Customers such as Jos Creese, head of IT for Hampshire county council in the UK, who spends £30m a year on hardware and software with companies including IBM, Microsoft and SAP is concerned that as competition increases and margins tighten, some suppliers will be in trouble – and that could adversely affect their customers: “I think we are going to see quite a lot of shake-out in the market place.
“A number of niche suppliers will struggle. There will be good deals to be had but buyers should be wary because some of those deals could be built on sand. Customers want to work with suppliers in which they have confidence to survive the downturn.”
He said most suppliers are locked into a business model which is rapidly becoming obsolete: “As the industry wakes up to the fact that value in IT does not come from the acquisition of the product, but from its application in the business, so you need a longer term relationship with suppliers that helps you to carry out that exploitation.
“That requires different thinking around the contracts, a different business model from the suppliers and a different approach to risk management because, if you are going to build in that kind of flexibility then the standard, ‘We have a product, it costs this much, we will charge this much and we will make our money over 18 months,’ no longer works because you have to be able to flex and respond to the unexpected – to new competitors, for example, or customers who want to use your product in a different way.”

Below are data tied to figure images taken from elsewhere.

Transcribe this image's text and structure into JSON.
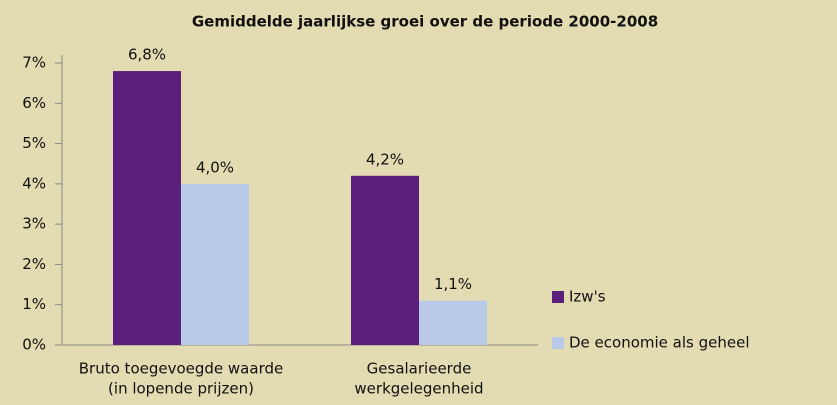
{
  "chart_data": {
    "type": "bar",
    "title": "Gemiddelde jaarlijkse groei over de periode 2000-2008",
    "categories": [
      [
        "Bruto toegevoegde waarde",
        "(in lopende prijzen)"
      ],
      [
        "Gesalarieerde",
        "werkgelegenheid"
      ]
    ],
    "series": [
      {
        "name": "Izw's",
        "color": "#5a1f7a",
        "values": [
          6.8,
          4.2
        ],
        "value_labels": [
          "6,8%",
          "4,2%"
        ]
      },
      {
        "name": "De economie als geheel",
        "color": "#b9c9e8",
        "values": [
          4.0,
          1.1
        ],
        "value_labels": [
          "4,0%",
          "1,1%"
        ]
      }
    ],
    "ylim": [
      0,
      7
    ],
    "yticks": [
      {
        "value": 0,
        "label": "0%"
      },
      {
        "value": 1,
        "label": "1%"
      },
      {
        "value": 2,
        "label": "2%"
      },
      {
        "value": 3,
        "label": "3%"
      },
      {
        "value": 4,
        "label": "4%"
      },
      {
        "value": 5,
        "label": "5%"
      },
      {
        "value": 6,
        "label": "6%"
      },
      {
        "value": 7,
        "label": "7%"
      }
    ],
    "legend": "right"
  }
}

Mr Creese said he was increasingly looking for relationships with vendors based on a standard catalogue of products and prices but incorporating an ability to respond to unpredictable change to ensure that the organisation remains competitive – in the “top quartile” of IT users.
But according to Mark Nutt of the strategy experts Morse Group, many businesses are wasting money on a grand scale by inept purchasing behaviour. The problem, he explains, is that individual departments frequently buy equipment and services on an ad hoc basis, without looking to see what the rest of the organisation already has.
“To address this challenge,” he says, “businesses need to eradicate the old siloed buying approach and instead implement centralised purchasing through the IT department. By bringing purchasing back under the control of the IT department, businesses can better prepare when approaching vendors to get the best price.”
In the end, however, if cost reduction is the watchword, then value from IT must be the rallying cry and this is difficult to factor into vendor negotiations.
Mr Elton of PA says: “I think there are miles to go before businesses really get the value that they are looking for from IT. It is more about the people and the change you are seeking to achieve in the business that drives the value, rather than the IT itself.”